The book by Isabel Allende that you won't read


The scent of summer is beginning to appear, and some media outlets are publishing supplements with holiday suggestions. This is what theChicago Sun-Times when he dedicated a page to making a dozen literary recommendations. Among the authors he suggested were Isabel Allende, Percival Everett, and Maggie O'Farrell. But there was a problem: none of the books he recommended by those novelists existed, since the freelance that had been paid for the article had been done by asking for help from an artificial intelligence tool. From then on, we'll never know why the app didn't do what it always does—steal content without attributing it—and instead opted to start inventing imaginary books, plausible enough for each author.
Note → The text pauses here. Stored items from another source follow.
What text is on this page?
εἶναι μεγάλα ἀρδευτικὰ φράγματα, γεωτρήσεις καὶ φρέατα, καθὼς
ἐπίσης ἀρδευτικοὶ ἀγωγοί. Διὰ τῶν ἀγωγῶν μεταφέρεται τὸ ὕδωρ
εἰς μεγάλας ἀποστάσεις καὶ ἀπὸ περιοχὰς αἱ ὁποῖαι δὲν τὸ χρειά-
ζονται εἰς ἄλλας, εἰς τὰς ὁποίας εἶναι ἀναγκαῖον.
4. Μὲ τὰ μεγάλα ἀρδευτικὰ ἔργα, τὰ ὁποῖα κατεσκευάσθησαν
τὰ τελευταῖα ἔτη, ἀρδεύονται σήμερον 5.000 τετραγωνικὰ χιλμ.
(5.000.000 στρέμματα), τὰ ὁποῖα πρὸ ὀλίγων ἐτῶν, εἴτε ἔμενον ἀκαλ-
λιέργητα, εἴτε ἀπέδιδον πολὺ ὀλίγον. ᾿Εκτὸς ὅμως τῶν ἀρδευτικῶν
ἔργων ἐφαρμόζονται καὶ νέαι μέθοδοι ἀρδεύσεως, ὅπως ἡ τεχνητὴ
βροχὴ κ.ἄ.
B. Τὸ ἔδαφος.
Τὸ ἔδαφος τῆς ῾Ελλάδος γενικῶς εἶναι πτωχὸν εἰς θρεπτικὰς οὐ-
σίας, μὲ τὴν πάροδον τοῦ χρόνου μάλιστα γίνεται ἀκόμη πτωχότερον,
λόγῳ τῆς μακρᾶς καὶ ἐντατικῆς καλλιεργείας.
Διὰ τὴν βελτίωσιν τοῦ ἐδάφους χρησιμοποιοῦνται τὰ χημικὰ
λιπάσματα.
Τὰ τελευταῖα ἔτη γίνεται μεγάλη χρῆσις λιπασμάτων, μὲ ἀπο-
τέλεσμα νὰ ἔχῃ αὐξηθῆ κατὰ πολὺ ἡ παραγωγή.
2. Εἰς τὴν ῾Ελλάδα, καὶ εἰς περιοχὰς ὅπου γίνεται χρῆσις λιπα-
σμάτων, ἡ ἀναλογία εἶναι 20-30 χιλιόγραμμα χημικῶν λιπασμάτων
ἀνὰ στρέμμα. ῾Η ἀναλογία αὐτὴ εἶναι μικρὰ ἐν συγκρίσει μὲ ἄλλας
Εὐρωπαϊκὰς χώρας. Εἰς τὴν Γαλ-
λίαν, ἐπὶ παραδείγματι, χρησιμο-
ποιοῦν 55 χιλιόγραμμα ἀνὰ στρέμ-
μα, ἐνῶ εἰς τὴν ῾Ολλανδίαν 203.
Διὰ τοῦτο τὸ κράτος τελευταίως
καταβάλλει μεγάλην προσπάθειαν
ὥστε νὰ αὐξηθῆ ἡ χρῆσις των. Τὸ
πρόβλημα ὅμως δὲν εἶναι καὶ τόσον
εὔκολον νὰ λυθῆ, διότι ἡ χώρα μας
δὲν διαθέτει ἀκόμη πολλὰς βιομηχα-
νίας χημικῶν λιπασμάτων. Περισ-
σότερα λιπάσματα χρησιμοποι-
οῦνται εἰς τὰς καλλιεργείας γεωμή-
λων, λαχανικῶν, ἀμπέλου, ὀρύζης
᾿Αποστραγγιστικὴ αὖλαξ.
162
I don't believe AI has a conscience, at least not at the current state of technological development, but seeing it commit the classic, venial, and very human sins of wanting to appear more cultured than it actually is is both disturbing and endearing.
I admit, therefore, that the machine generates in me an empathy that not even the freelance Neither the con man nor the editors who didn't do a minimum of checking can attract attention. Artificial intelligence tools can be very useful for synthesizing information scattered across the internet, but serving this information to the reader without verifying it is a high-risk sport. And it's also shooting yourself in the foot, since instead of vindicating the still-necessary human participation in intellectual work, you blindly delegate one of the most precious assets you can display as a competitive advantage over the digital parrots of repetition: judgment. You only have to have messed around with AI a little to know that they would let you rip out three chips before admitting they don't know something, which often leads them to speculate. Or, as Seneca said, "never trust a quote given to you by ChatGPT."